Wednesday, October 06, 2004

Worlds Apart - Part One

Sunday 28th March 2004 - Salford Casino, Manchester, UK

Pot Limit Hold Em - £10 Rebuy Tournament

As a young child I would often just simply sit in the living room and play my parents records on the record player. This was before cassette tapes had become popular and a long time before CDs and DVDs had ever been invented. My inquisitive nature always managed to get the better of me. Without prompting, sitting for hours at a time, I would drag record after record out, until I made quite an unsightly stack of them on the floor. It is from these deep-rooted childhood memories that my love of music was fashioned. In particularly, my mother was very partial to classical music. This is how I became familiar to the works of Beethoven, Mozart, Grieg, Handel and countless others. Sadly, I rarely listen to classical music these days, even less remember the composer or the title of the movement.
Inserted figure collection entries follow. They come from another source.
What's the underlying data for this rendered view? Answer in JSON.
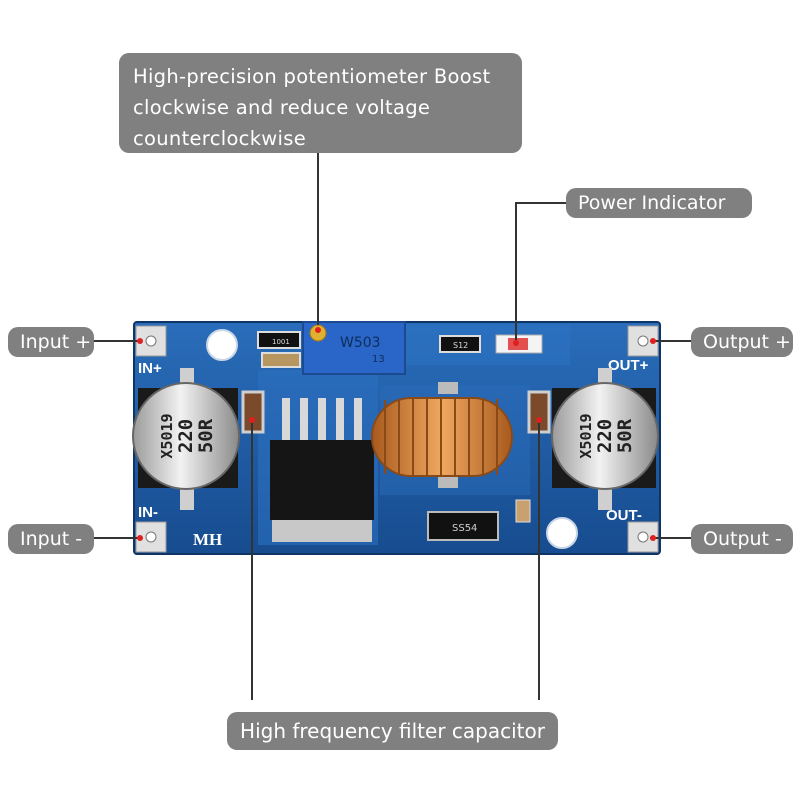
{
  "callouts": {
    "potentiometer": "High-precision potentiometer Boost clockwise and reduce voltage counterclockwise",
    "power_indicator": "Power Indicator",
    "input_plus": "Input +",
    "input_minus": "Input -",
    "output_plus": "Output +",
    "output_minus": "Output -",
    "filter_capacitor": "High frequency filter capacitor"
  },
  "silkscreen": {
    "in_plus": "IN+",
    "in_minus": "IN-",
    "out_plus": "OUT+",
    "out_minus": "OUT-",
    "maker": "MH",
    "pot_code": "W503",
    "pot_sub": "13",
    "resistor_1": "1001",
    "resistor_2": "S12",
    "diode_code": "SS54",
    "cap_line1": "X5019",
    "cap_line2": "220",
    "cap_line3": "50R"
  },
  "colors": {
    "pcb": "#1f5fa8",
    "callout_bg": "#808080",
    "copper": "#d98b3a",
    "leader_line": "#333333"
  }
}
It’s strange how one event can send a person back in time 25 years or so. I happened by chance to turn on the television, which in itself is a rare occurrence these days. I recognised the movement immediately as “Jupiter, the Bringer of Jollity” by Gustav Holst. In an instant, I was transported back to my boyhood, listening to Holst whilst making shapes out of the clouds that floated by the window outside. BBC2 were broadcasting in it’s entirety “The Planets” suite as a celebration of Holst’s masterpiece, accompanied with images from around the world. I loved every minute of it!


Sunday night as usual is a poker night! I made my way to the car clutching a dusted off cassette of “The Planets” so I had something to listen to aside from the usual drivel which is tolerated on the journey to the casino. Appropriately, “Mars, the Bringer of War” was the first movement blasting at full volume from the speakers, as I psyched myself up for the oncoming battle.

My poker results have not been good lately, March being the first month in a long time where I will actually record a loss. I do not consider that I have been particularly unlucky, nor do I agree with the postulation that some poker players make that the cards are not random enough. The cards have fallen the same way they always do. Instead, I blame my poor performance ultimately on myself. It only takes one factor in a player’s life to change, to make a small behavioural difference. This can lead to making decisions contrary to how a hand would normally be played, tipping the scales from profit to loss. Work has been very stressful for me in these last couple of months, as I have been dealing with some very large contracts for the UK and abroad. I believe that it is this constant pressure has markedly affected the way I play poker. I look at moments like being in a slump, not as a bad thing as such, but more as a time for pause and reflection, and have ordered several books on pot-limit and no limit strategy, and can’t wait to get my teeth stuck into them.

I made my grand entrance into the casino car park to the flamboyant Andante maestoso of “Jupiter”, which may be more familiar to many as “I Vow To Thee My Country”, or for Rugby fans as “World In Union”.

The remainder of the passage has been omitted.